I’ve always been a fan of Google Alerts. Always will be. I think this application will really come in handy on the posts I plan on doing every week about a new female artist (thanks, Dr. Barb). It keeps all your news in one place, while also allowing you to see what various outlets are reporting about a similar topic. So important in journalism to get every side of the story.

5. Twitterfall

It can get a little crazy, but I used this app to search for the general term “feminism” and found really great articles immediately. I think this will be best for quick ideas and help when you’re feeling uninspired.

Esquire Vs. W

Esquire
 

Esquire has been the one magazine I’ve been aware of doing significant coverage of the 10th anniversary of 9/11. For example, the essay What I’ve Learned by Michael Wright was particularly striking. While it was originally published in the January 2002 issue, Esquire.com brought it to the surface once again for the 10th anniversary. This has been the only online version of all the magazines I’ve researched to place serious emphasis on 9/11 front and center. A slideshow at the top of the screen is clearly the focal point of the website today and three of the five stories featured are on the topic.

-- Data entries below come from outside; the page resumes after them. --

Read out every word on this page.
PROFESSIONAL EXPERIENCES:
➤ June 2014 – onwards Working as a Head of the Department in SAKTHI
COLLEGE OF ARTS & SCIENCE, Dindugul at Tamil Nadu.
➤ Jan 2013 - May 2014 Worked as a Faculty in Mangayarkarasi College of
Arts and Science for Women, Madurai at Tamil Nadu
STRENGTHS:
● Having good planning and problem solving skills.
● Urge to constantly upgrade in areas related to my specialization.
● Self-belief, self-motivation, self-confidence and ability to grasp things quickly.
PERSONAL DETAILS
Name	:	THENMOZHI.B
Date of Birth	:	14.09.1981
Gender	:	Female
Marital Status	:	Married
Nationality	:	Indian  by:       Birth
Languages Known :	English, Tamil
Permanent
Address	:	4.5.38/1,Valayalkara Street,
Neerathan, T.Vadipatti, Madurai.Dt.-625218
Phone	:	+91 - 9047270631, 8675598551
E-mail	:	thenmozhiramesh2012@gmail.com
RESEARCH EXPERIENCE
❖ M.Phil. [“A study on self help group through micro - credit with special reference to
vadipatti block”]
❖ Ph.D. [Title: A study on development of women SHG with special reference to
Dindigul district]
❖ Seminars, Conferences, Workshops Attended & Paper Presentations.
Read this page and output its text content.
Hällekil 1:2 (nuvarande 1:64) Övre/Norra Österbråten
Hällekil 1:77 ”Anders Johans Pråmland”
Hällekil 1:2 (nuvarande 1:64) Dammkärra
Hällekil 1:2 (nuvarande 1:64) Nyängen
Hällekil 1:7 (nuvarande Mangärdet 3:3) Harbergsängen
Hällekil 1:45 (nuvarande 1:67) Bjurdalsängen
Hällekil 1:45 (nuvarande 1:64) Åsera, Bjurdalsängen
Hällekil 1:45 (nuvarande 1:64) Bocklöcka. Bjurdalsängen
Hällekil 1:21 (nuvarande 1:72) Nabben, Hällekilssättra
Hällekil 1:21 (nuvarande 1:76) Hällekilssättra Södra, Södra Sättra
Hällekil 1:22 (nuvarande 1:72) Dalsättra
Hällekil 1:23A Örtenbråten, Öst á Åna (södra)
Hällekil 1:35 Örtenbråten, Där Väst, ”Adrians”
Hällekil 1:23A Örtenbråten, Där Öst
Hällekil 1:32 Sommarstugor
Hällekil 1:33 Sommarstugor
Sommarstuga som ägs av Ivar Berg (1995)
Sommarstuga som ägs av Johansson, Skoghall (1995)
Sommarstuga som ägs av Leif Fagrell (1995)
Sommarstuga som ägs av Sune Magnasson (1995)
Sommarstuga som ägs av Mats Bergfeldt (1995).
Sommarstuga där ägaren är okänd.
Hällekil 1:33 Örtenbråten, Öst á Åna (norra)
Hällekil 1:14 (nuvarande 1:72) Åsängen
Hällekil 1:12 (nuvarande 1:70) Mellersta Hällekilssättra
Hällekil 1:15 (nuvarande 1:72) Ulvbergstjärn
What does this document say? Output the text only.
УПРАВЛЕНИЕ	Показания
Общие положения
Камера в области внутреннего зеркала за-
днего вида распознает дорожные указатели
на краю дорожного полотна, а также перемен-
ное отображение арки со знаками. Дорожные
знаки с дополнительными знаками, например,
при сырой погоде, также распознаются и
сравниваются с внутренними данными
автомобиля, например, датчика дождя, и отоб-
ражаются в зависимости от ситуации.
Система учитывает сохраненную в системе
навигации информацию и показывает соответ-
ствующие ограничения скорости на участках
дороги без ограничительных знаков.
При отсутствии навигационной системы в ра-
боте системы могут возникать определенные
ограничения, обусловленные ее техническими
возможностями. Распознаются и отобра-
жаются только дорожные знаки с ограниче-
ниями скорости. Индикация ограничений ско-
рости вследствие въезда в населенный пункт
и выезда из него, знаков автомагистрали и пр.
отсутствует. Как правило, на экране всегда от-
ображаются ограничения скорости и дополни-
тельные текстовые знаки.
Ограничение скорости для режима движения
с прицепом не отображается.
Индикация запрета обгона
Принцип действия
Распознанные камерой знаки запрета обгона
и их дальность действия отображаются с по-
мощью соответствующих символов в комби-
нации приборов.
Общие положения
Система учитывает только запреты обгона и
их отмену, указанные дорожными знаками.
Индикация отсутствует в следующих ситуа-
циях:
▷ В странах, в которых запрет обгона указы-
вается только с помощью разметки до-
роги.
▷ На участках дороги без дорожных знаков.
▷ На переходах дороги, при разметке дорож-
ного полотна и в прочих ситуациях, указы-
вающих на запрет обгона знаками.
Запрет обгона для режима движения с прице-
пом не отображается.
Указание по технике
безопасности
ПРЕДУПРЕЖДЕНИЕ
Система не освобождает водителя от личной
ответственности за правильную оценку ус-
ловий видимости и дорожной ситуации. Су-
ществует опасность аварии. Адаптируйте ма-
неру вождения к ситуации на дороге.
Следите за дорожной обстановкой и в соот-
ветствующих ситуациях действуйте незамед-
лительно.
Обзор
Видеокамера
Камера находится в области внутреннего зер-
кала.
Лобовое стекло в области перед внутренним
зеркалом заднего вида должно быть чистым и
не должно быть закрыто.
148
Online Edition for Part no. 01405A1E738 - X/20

While Esquire.com is covering fashion week rather extensively, they have still made it a point to direct attention to today’s date. A round-up of 38 stories the magazine has published has been created that allows visitors to go through the archives and read stories about September 11th written over the past ten years. It was quite impressive.

W

Upon arriving at W magazine’s website, I found ABSOLUTELY NOTHING relating to the anniversary. I tried to search for anything on topic and came up with zero results. Yes, W is a fashion magazine. But as a loyal subscriber, I did expect a bit more. Mind you, Esquire is a fashion magazine, too. Maybe I’m naive or maybe I’m just surprised because I’m actually seeking out something that just isn’t there. But if men can combine fashion and the anniversary of a significant tragedy in America, why can’t we?